Corinne Mossati is the Founder/Editor of popular online magazine Gourmantic and Cocktails & Bars, a website dedicated to cocktail culture and the discerning drinker. She is named in Australian Bartender Magazine’s Top 100 Most Influential List since 2013, is a member of The Academy responsible for judging the World’s 50 Best Bars. She has also judged the inaugural Australasian Whisky Awards and various national cocktail competitions.


  • Ah, a blog that shares my own passions of food and travel! Just stumbled across your blog and I am impressed with how much and how widely you’ve travelled! Will be reading your articles with interest..

    • Forager: Hello and welcome 🙂 Thank you for the kind comment. Always lovely to come across someone who shares the same passions. I look forward to discovering more about your blog as well.
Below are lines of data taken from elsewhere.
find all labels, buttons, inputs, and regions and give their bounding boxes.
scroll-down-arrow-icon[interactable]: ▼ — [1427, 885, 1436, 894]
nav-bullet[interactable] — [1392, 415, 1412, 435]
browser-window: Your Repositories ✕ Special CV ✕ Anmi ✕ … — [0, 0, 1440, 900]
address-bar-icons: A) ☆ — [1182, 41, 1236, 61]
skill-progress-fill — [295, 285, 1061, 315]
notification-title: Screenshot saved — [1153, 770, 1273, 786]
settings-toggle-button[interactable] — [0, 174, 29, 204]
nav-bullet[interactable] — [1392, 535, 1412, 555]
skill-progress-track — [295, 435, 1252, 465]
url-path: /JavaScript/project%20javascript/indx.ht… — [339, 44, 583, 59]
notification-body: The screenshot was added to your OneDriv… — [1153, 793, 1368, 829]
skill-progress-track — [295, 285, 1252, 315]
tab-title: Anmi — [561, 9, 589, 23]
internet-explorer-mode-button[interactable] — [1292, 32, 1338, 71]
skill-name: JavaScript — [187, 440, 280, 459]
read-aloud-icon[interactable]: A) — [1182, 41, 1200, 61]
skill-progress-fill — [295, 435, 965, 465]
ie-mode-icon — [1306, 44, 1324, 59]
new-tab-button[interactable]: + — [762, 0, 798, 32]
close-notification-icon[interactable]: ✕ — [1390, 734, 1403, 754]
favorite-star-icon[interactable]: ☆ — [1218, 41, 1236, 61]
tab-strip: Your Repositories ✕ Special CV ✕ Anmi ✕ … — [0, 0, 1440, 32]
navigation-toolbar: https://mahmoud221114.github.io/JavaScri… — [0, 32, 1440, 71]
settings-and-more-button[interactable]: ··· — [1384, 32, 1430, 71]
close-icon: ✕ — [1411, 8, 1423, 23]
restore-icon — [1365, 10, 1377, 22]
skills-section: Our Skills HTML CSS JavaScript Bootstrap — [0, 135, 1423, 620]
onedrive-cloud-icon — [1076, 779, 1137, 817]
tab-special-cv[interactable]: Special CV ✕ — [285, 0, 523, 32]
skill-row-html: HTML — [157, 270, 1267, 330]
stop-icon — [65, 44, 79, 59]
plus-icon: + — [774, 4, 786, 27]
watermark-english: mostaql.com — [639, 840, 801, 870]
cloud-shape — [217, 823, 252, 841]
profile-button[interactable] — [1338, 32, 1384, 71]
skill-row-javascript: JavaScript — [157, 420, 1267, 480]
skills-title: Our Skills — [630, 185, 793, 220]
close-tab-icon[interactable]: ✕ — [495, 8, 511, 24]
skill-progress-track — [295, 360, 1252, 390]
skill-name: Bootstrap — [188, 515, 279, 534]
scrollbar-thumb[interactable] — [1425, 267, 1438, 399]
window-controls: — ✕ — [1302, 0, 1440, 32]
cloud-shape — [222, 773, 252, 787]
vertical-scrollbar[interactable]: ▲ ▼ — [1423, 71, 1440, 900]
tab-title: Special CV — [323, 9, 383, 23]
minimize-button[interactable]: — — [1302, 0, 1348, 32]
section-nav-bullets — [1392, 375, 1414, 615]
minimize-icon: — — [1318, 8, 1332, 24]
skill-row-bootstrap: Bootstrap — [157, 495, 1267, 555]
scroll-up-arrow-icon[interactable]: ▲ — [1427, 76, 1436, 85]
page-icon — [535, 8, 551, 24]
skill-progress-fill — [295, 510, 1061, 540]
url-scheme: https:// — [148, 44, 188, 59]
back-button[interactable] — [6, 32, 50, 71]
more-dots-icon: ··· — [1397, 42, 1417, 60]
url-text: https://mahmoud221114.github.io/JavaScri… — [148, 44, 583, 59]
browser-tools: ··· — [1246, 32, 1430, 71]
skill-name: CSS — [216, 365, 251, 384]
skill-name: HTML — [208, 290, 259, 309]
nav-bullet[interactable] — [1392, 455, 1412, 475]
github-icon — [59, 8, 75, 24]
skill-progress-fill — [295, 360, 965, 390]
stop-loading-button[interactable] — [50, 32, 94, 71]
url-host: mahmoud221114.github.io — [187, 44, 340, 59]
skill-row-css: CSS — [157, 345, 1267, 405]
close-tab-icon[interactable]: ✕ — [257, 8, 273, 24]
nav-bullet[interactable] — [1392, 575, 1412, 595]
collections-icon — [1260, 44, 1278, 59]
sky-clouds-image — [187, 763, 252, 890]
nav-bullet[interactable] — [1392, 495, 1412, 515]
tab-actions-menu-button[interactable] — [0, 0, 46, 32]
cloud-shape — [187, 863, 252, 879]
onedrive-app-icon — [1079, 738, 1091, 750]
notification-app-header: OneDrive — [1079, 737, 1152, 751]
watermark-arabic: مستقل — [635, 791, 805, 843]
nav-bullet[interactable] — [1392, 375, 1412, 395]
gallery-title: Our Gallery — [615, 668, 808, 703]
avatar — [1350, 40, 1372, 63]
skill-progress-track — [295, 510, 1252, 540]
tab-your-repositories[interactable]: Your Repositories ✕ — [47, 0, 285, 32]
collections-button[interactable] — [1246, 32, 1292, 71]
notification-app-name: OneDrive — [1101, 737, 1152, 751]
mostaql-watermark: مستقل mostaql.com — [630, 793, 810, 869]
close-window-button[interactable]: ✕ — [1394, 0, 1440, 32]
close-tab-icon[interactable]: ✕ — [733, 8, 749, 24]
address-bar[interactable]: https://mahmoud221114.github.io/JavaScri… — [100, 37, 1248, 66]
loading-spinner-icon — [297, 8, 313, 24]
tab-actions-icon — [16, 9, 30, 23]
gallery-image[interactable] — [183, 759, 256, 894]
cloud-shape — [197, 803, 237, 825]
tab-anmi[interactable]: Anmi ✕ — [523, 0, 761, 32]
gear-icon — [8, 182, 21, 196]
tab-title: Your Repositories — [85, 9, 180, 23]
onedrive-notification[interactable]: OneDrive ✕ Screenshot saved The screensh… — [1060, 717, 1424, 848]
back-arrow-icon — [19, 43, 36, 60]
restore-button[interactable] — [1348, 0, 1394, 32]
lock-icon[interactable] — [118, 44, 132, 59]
  • Ah, an insightful review. I caught this film on the flight back from Cancun last week, as well. I share your sentiments, but was assured by my seatmate that “the book was much better”. Not sure I’ll get around to it, though. I’ve already donated enough of my life to this narrative! 🙂

    • Daniel: Your comment made me chuckle! I wouldn’t invest any more time on it either. I did check out the blog that Julie had kept at the time, and even that too confirmed my opinion of the movie.
      Good to see you back here again 🙂

  • I have to agree. Reading Julie Powell’s book, you realise she’s a lot more unpleasant in real life than she is depicted in the film. I’d have to disagree with the idea that she loves french food, I don’t think she does, I think it was just an exercise in proving that she could complete something!

    • Reemski: You’re one up on me if you’ve read the book. Skimming her blog entries was enough of a deterrent. I also found it a little difficult to believe that she was able to afford all the ingredients to cook those recipes every day for a year. Weren’t they struggling to live in the tiny apartment?
      And yes, absolutely. The determination was to prove she could finish something, the love of French cuisine came secondary to her almost obsession with accomplishment and Julia Child.

  • I watched this on the flight to Japan recently! I must say I didn’t like Julie Powell’s character, though I learned more about Julia Child and thought Meryl Streep was pretty good…

    • Helen: Goes to show how her lacking is lacking, particularity that she didn’t appeal to us foodies. I could have watched the entire movie on Julia Child and her husband!